At Makom he helped develop what he calls the “five strands of pedagogy” that are critical in having people talk about Israel: first, “acknowledging the elephant in the room,” allowing participants to vocalize their fears about Israel as well as their positive thoughts; second, localizing the discussion and putting it in the context of their own community; third, making sure a full range of voices and points of view are represented in the discussion; fourth, “embedding Jewish peoplehood deeply” in the talks, thus avoiding the trap of thinking of Israel as “an add-on” to Jewish identity; and fifth, endorsing the notion “to better Israel and not batter Israel,” asserting that a healthy educational process should lead toward solving rather than aggravating problems.
With the collapse of the Mideast peace talks, many Israelis have come to believe that they can no longer put off difficult issues until peace with the Arabs has been achieved. “Fix it now” is the new mantra, according to Ariel, who points to the summer of massive societal protests throughout Israel as a case in point.
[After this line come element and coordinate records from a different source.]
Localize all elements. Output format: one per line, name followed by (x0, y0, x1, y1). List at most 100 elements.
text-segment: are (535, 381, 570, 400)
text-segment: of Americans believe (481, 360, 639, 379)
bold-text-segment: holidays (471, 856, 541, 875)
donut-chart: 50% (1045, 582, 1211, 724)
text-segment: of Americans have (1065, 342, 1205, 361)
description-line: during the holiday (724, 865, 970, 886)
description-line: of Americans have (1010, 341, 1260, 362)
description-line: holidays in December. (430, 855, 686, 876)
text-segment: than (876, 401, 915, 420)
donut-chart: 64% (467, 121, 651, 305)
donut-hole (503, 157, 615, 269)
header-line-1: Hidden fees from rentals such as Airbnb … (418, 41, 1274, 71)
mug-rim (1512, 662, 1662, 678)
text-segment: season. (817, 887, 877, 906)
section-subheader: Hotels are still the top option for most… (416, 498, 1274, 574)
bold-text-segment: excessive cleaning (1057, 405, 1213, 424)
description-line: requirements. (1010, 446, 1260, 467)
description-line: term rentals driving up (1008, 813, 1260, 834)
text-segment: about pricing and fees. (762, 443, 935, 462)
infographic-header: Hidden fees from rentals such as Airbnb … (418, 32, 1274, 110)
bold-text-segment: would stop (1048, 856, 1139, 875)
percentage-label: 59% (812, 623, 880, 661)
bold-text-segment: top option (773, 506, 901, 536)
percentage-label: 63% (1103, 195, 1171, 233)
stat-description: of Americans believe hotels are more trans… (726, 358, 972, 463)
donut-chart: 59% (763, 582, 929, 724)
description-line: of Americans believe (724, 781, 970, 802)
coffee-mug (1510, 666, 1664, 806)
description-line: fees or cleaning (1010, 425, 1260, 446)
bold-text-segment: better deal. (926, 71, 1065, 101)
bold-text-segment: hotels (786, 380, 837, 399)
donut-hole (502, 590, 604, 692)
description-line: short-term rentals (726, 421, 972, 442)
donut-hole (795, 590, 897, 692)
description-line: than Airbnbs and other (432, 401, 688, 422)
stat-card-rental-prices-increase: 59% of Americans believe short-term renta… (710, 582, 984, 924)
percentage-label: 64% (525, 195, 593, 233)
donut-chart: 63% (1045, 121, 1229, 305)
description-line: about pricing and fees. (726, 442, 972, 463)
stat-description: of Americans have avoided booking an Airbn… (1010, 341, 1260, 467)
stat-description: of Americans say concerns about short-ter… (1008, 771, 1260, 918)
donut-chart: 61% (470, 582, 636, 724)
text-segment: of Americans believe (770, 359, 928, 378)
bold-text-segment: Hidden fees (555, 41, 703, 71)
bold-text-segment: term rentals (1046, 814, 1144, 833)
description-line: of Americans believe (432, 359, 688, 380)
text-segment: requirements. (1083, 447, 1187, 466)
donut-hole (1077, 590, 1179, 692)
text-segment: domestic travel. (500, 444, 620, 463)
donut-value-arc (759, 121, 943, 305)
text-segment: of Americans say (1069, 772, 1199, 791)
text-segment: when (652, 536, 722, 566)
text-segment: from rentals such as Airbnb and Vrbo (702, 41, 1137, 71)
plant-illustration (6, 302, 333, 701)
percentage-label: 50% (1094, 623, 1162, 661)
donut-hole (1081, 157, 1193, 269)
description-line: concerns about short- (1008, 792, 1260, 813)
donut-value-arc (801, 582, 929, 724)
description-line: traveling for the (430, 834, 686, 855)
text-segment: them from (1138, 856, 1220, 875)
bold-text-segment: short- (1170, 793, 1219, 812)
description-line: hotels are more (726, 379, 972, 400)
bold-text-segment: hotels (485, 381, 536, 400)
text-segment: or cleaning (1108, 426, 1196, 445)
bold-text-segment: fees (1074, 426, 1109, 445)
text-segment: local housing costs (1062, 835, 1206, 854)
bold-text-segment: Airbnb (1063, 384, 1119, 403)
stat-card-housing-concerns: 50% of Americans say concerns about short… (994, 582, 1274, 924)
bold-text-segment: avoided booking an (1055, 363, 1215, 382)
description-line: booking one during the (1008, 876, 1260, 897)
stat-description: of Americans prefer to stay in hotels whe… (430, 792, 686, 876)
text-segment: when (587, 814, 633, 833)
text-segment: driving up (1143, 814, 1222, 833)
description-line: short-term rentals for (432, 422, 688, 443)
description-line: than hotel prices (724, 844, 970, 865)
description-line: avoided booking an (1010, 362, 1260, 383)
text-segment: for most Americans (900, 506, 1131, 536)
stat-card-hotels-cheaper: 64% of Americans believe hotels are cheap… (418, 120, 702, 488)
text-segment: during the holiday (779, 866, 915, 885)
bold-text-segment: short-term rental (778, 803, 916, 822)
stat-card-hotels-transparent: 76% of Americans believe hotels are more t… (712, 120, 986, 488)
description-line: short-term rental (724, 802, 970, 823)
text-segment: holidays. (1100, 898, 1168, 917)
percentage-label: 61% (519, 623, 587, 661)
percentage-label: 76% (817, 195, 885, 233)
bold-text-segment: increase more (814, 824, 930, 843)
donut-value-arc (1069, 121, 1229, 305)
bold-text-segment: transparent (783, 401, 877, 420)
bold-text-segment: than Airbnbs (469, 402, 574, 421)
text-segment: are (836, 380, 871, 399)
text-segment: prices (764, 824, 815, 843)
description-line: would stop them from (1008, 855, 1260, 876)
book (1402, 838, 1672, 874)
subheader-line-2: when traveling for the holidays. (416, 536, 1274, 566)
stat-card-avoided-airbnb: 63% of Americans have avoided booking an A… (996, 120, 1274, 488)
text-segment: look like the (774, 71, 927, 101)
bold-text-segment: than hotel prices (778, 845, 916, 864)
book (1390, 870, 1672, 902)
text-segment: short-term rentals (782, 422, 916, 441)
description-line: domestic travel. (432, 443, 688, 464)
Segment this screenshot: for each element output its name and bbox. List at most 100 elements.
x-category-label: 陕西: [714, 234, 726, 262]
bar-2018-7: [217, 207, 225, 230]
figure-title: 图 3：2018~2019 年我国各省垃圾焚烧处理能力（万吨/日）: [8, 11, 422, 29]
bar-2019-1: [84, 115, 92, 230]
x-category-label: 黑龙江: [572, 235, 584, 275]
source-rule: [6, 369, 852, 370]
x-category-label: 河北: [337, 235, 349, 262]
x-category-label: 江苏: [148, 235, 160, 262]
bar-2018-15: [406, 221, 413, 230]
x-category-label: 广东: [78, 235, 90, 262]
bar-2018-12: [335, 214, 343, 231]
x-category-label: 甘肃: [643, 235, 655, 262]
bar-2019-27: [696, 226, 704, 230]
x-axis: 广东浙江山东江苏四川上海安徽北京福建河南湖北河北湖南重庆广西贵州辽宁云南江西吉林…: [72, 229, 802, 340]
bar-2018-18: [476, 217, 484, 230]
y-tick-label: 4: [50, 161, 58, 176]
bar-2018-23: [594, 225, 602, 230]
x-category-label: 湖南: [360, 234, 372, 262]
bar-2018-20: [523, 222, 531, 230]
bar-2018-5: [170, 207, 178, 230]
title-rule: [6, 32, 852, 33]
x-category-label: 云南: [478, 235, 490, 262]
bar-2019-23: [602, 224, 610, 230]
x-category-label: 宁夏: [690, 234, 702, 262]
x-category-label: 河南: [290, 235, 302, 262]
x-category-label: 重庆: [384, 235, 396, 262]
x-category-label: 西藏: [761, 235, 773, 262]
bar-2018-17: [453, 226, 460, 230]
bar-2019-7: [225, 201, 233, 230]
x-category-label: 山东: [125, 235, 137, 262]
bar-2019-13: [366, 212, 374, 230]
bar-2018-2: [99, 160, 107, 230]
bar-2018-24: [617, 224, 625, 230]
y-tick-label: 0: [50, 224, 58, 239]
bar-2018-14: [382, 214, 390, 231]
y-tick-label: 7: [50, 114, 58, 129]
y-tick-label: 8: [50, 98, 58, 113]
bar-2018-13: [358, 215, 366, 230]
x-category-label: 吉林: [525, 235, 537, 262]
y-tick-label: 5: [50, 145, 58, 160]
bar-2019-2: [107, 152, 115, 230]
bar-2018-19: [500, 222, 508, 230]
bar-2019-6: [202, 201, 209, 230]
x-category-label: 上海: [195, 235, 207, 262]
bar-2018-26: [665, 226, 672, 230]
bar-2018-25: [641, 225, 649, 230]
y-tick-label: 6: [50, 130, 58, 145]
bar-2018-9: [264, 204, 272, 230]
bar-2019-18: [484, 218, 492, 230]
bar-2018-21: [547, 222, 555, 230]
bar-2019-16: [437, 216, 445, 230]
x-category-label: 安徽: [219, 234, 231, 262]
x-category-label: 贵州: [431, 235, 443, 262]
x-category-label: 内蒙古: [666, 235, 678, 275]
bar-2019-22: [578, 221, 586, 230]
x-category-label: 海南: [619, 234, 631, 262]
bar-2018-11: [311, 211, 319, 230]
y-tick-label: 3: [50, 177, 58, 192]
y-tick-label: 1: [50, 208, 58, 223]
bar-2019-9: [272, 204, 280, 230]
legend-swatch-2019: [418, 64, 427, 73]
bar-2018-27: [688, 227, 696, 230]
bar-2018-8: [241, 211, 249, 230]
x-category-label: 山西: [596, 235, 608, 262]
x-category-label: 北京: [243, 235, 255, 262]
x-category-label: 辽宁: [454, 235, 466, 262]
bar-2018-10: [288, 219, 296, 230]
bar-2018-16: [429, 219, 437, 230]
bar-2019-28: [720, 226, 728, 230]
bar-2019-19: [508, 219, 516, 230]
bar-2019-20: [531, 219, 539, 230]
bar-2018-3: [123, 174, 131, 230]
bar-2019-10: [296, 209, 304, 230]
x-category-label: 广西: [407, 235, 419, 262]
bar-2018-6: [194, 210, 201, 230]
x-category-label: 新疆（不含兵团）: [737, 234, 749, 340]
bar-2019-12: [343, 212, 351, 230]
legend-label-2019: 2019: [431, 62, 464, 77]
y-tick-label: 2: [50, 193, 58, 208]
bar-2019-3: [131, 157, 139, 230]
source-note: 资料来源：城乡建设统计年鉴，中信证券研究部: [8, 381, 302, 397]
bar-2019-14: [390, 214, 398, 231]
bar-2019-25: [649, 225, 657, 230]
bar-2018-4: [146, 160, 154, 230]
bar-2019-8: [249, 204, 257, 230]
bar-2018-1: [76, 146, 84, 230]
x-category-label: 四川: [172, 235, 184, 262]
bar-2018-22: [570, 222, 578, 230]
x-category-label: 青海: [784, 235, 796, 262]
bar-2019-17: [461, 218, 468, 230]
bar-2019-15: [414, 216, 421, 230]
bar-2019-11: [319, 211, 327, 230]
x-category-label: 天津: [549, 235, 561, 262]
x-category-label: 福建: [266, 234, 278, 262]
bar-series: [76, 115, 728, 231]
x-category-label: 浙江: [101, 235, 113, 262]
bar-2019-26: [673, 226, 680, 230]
He believes American Jews have an especially difficult time getting past “the mythic Israel” and facing up to the reality of a country criticized internally on the left for its treatment of Palestinians and on the right for expressing willingness to cede land in peace talks.
Ariel mentioned a conversation he had with an American pulpit rabbi who was fearful of speaking in public about controversies in Israel because he felt his professional reputation as a leader did not allow him to admit he didn’t have all the answers.
Some rabbis refer to Israel today as “the third-rail topic” and avoid it in sermons so as not to alienate their congregants.
Although we tend to focus on American Jews getting much of their Jewish identity from the heritage and culture of Israel, Makom believes a symbiotic relationship is required. And Ariel notes that Israelis have benefited from observing and seeking to replicate America’s sense of equality, as seen in the flourishing of civil rights movements and NGOs in Israeli society and, in religious life, independent minyanim and non-Orthodox Talmud study adapted from U.S. models.
In the U.S., Makom is working with a variety of groups like JCCs and federations, including UJA-Federation of New York, in various forms of Israel engagement.
Last year, for example, Makom was involved in planning New York’s Israel Day Parade, and it encouraged Jewish community relations officials to change the slogan from Salute to Israel — a military term — to Celebrate Israel.
“We talk a great deal about engaging Israel beyond the conflict,” notes Alisa Kurshan, senior vice president of UJA-Federation, “but Makom is one of the few out there providing the resources to do it.”
That includes guides and curricula on Israeli art, culture, books and music so that educators here can help close the social divide between Americans and Israelis.
Other information on the impressive Makom website (www.makomisrael.org) includes suggestions, from the practical (topics for discussion in car pool) to the conceptual (how to turn Yom Ha’Atzmaut into Chag Ha’Atzmaut).
With the Jewish Agency in the process of redirecting its focus from aliyah and absorption to strengthening Jewish identity, Makom is also playing a key internal role. Kurshan says the small department is “breathing content life into areas like social activism and Israel experiences. It’s influencing the entire agency and that is very positive.”
While some say Makom is better at developing and framing conceptual and intellectual ideas than delivering practical programming, others speak to the real need for exploring and generating big ideas.
Jonny Ariel says he would like to see Jews everywhere thinking about what the Jewish people should do next as a people, a question he calls “evocative” and worthy of deep and widespread thought.
It’s good to know creative minds are at work, looking to the Jewish future, and that they are eager for us to join them in dreaming together.